UK inflation hits 41-year high in October at 11.1%

Gas and electricity prices pushed UK inflation to 11.1% in October, the highest in 41 years, according to official data.

The Consumer Price Index (CPI) rose 2% month-on-month in October, according to the latest inflation data from the Office of National Statistics (ONS) released on Wednesday.

CPI inflation rose 11.1% in the 12 months to October from 10.1% in September.

Inflation, which includes tenant housing costs, rose 9.6% in the 12 months to October.

The ONS said gas and electricity prices were the biggest drivers of both figures.

Average residential utility bills were previously expected to jump 80% in October. About two-thirds of the increase has been absorbed by the government’s Energy Price Guarantee, but energy bills for homes and businesses are still rising.

Rising prices for food, non-alcoholic beverages, and transportation are also big drivers of inflation.

Food and non-alcoholic beverages registered a 16.4% increase in the 12 months to October from 14.6% in September.

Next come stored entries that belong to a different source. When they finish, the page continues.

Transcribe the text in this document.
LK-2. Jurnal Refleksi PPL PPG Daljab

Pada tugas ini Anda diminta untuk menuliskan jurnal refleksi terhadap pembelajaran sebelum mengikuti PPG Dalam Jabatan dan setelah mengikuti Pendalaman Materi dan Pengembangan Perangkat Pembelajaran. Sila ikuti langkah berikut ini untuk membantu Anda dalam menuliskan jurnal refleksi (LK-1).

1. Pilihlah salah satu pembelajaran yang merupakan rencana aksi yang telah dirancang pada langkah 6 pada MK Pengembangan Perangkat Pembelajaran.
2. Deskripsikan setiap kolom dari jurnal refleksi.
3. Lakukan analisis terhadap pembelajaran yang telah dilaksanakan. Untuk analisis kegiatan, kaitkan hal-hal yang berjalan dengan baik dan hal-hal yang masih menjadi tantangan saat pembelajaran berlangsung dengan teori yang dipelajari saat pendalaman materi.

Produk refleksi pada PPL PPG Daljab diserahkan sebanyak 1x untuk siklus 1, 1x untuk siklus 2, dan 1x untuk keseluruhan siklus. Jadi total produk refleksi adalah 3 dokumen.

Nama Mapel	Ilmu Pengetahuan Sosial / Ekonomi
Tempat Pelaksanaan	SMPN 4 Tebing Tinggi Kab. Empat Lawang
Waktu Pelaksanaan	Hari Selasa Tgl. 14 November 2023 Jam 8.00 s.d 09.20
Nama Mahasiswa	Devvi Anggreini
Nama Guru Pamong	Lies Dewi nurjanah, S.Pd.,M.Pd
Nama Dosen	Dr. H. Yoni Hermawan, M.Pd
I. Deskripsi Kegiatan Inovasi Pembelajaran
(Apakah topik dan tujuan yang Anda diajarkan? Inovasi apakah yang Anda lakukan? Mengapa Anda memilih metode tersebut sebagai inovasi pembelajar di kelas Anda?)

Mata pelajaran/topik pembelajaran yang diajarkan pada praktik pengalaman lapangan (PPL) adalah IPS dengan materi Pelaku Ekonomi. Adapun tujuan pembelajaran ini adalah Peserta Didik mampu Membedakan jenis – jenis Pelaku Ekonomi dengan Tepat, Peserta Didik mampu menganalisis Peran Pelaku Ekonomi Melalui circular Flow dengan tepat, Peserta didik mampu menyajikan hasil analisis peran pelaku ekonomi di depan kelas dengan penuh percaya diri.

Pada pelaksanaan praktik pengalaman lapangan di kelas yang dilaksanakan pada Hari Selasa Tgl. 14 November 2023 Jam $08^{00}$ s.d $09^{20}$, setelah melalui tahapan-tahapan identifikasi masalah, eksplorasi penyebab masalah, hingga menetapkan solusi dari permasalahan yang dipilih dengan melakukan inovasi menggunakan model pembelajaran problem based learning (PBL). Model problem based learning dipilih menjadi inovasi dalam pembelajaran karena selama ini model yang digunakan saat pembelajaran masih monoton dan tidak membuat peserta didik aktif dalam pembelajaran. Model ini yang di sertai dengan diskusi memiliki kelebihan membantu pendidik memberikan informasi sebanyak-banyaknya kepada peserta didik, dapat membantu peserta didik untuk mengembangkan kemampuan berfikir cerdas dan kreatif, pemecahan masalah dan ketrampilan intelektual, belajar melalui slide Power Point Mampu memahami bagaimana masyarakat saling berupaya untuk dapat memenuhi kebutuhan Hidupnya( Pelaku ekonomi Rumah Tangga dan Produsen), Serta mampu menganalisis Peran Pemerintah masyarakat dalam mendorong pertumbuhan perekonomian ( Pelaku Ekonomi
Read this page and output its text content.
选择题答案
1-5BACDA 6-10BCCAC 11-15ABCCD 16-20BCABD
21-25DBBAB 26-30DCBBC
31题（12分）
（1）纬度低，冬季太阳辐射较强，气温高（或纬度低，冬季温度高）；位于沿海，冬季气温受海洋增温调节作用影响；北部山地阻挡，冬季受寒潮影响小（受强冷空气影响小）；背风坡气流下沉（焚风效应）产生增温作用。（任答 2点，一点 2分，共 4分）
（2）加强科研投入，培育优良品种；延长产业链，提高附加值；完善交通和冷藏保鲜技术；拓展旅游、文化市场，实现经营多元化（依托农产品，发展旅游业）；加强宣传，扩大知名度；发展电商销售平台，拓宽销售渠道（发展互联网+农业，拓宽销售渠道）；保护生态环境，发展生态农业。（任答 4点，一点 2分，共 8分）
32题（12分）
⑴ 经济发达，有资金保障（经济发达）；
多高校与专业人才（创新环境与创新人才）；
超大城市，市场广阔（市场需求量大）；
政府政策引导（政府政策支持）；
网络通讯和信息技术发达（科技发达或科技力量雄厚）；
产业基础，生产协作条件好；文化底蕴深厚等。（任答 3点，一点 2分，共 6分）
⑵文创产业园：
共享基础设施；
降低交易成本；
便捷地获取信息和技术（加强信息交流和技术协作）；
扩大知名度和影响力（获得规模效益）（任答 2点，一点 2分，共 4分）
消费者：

However, the annual inflation rate for transport fell to 9.3% in October compared to 10.9% in September.

Chancellor Jeremy Hunt blamed inflation on the aftermath of the COVID-19 pandemic and Russia’s invasion of Ukraine, saying it was the government’s duty to help the Bank of England (BoE) keep inflation under control.

“It requires tough but necessary decisions on taxes and spending to balance the books,” he said.

“High inflation makes long-term sustainable growth impossible.Tomorrow, we will lay out a plan to reduce debt, bring stability and keep inflation under control while protecting the most vulnerable.”

Labour’s shadow prime minister, Rachel Reeves, said Britain’s high inflation was the result of “12 years of Tory economic failure”, warning that “we are exposed to all kinds of shocks”. “The powerful combination of high inflation and low growth is in a vicious cycle.” of stagnation. “

In early November, the BoE raised the base rate to 3% to curb runaway inflation. Banks are also forecasting the longest two-year recession since records began in the 1920s.

BoE chief economist Hugh Pill told the Economic Affairs Committee hearing on Nov. 8 that about half of the inflation seen in September was due to external factors that pushed up oil prices. said he was thinking

Pill said the BoE’s £450bn ($536bn) of quantitative easing during the pandemic, along with the world government’s fiscal policies, may have contributed to the remaining inflation.

Pill said recent market forecasts for interest rates to reach 5.25% next year were “probably overly restrictive” and hinted at further hikes.

Lily Zhou


Lily Zhou is an Ireland-based reporter focusing on UK news. Lily said she attended the Chinese edition of The Epoch Times for the first time before she focused on the UK in 2020.